GPT-3 has been described as “one of the most interesting and important AI systems ever produced.” After being trained on 45 terabytes of text data, it is able to compose essays and write computer code. It’s ability has stunned many and caused a rethink about the possibilities of machine intelligence.
The burst of excitement around how people would use GPT-3 was tempered when in late September 2020 it was announced that Microsoft had secured privileged access to the GPT-3 source code. Others could license GPT-3 output, but not directly access the source code.
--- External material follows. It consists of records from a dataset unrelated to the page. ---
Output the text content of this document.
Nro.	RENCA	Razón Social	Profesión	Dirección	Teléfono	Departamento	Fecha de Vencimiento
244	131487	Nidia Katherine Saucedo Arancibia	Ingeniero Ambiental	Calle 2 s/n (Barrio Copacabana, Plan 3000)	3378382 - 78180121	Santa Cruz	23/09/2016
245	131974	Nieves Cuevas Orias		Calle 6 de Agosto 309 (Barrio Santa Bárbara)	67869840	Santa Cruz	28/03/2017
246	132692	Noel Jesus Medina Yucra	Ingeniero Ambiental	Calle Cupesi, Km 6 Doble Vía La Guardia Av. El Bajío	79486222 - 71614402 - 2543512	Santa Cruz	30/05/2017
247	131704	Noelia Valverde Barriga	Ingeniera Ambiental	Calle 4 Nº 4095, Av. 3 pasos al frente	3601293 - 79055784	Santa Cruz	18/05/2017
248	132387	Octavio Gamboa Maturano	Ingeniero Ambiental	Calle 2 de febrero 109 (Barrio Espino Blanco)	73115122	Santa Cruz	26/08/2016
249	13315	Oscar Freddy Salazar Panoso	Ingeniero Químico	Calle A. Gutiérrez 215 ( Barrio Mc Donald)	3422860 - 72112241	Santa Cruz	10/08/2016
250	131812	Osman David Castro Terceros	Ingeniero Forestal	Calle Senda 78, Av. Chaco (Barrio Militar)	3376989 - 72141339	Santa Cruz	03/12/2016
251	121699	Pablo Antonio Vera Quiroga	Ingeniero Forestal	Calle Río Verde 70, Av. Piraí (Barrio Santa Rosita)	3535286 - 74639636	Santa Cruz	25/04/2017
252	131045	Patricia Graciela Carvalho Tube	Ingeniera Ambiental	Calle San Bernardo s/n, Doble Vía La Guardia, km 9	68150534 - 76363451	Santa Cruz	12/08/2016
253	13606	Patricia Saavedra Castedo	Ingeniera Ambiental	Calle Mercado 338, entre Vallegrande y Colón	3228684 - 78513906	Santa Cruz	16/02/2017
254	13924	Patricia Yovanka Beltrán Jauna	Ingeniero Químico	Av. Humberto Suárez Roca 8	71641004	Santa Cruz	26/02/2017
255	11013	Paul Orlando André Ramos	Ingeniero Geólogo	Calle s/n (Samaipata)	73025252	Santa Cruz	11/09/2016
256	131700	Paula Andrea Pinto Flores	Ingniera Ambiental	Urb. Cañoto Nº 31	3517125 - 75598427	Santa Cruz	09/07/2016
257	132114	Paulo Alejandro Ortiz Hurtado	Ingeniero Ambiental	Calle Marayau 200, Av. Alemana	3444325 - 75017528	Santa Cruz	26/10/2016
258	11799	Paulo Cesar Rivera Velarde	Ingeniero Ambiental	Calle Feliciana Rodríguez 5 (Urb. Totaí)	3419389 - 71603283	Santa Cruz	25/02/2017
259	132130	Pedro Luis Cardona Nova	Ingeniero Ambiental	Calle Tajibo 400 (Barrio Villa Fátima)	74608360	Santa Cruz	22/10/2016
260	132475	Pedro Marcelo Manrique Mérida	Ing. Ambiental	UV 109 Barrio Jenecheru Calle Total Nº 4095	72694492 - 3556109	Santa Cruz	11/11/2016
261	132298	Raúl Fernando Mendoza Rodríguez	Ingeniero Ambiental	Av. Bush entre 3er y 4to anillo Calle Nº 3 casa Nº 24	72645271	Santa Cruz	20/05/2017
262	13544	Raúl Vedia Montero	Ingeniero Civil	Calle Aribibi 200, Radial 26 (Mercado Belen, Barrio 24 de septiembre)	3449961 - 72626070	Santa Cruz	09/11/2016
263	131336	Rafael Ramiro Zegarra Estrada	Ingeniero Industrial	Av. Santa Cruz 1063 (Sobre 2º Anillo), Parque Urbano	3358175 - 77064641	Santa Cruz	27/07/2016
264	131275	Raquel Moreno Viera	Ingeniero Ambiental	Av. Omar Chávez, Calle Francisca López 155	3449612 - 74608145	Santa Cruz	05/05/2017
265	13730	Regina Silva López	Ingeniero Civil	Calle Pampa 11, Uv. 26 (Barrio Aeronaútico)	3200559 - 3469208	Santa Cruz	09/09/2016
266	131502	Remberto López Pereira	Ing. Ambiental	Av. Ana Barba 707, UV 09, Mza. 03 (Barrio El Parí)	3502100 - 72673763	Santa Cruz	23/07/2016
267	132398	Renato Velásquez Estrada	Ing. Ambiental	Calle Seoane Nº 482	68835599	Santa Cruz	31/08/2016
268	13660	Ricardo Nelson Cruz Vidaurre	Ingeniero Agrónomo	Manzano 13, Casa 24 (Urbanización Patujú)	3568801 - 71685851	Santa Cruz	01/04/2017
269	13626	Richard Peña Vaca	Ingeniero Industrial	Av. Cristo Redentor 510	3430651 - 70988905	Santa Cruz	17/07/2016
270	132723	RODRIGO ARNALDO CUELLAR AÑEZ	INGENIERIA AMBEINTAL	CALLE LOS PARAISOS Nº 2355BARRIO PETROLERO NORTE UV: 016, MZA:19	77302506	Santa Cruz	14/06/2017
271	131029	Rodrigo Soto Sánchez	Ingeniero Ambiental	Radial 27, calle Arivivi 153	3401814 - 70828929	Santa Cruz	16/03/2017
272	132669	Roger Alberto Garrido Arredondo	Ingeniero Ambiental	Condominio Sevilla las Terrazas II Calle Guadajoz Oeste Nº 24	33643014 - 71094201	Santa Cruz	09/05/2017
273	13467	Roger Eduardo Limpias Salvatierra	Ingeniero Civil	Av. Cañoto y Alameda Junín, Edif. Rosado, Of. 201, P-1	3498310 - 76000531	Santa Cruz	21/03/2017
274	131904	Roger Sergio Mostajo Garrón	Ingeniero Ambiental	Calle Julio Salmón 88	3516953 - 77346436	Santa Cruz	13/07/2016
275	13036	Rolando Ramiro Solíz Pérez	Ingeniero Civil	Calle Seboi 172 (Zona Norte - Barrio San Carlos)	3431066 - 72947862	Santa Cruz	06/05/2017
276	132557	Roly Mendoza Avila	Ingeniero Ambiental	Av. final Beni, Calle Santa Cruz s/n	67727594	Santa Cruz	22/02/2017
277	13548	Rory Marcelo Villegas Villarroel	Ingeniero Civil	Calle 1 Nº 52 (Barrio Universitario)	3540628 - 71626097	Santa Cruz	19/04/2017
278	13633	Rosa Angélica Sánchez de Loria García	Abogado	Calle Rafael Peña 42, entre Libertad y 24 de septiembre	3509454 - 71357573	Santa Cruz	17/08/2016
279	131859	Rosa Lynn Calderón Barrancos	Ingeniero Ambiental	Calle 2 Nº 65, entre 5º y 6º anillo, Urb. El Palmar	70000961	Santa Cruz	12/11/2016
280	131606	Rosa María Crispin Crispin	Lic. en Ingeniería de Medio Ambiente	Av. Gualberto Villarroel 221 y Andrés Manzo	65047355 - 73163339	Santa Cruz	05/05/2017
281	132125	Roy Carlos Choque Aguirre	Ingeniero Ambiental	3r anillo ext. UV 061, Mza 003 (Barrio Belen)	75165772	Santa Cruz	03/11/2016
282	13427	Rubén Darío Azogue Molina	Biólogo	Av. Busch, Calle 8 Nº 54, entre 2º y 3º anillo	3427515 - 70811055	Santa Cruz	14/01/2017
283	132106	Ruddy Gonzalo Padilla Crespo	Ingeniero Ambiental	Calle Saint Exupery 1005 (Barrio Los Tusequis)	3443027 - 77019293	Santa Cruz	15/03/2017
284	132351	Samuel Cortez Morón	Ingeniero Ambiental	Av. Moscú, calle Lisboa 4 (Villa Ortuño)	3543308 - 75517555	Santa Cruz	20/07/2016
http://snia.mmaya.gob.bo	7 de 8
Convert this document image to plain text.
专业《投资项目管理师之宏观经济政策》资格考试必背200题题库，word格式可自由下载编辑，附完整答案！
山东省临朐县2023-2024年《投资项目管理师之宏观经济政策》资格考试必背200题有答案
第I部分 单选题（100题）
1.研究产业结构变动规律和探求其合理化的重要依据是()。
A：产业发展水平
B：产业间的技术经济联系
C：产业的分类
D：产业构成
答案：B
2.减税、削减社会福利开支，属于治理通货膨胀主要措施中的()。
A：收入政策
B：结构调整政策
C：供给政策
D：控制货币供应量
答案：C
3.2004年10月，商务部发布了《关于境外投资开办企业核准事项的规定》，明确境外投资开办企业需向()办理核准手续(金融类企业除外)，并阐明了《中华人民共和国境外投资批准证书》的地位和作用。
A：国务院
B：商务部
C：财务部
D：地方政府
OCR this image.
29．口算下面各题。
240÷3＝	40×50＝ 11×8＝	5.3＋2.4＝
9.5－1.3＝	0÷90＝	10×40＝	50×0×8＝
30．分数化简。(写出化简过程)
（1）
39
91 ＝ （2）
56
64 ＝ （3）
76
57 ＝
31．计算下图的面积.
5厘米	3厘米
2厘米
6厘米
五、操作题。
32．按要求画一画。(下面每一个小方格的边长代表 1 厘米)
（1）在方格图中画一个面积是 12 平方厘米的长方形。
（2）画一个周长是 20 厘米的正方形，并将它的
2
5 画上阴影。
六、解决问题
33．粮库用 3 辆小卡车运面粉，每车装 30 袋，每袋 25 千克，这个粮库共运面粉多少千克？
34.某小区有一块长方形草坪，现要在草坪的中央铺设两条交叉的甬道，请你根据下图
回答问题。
The result has been keen interest by a number of groups to try to reproduce GPT-3 capabilities.
Earlier this month, the Beijing Academy for AI (BAAI) announced a “Superscale Intelligence Model.” The Chinese system called Wu Dao 2.0 is 10 times bigger than OpenAI’s GPT-3 and not only composes natural language text in both Chinese and English, it can also generate images and voice.
In the US, the group EleutherAI is trying to replicate the success of GPT-3 with an open-source approach. EleutherAI has built a model they’re calling GPT-J-6B is nearly on par with what GPT-3 can do.
Connor Leahy, one of the founding members of EleutherAI, said that “we think it’s probably fair to say this is currently the best open-source autoregressive language model you can get by a pretty wide margin.”
Chinese AI researcher Blake Yan said that “these sophisticated models, trained on gigantic data sets, only require a small amount of new data when used for a specific feature because they can transfer knowledge already learned into new tasks, just like human beings. Large-scale pre-trained models are one of today’s best shortcuts to artificial general intelligence.”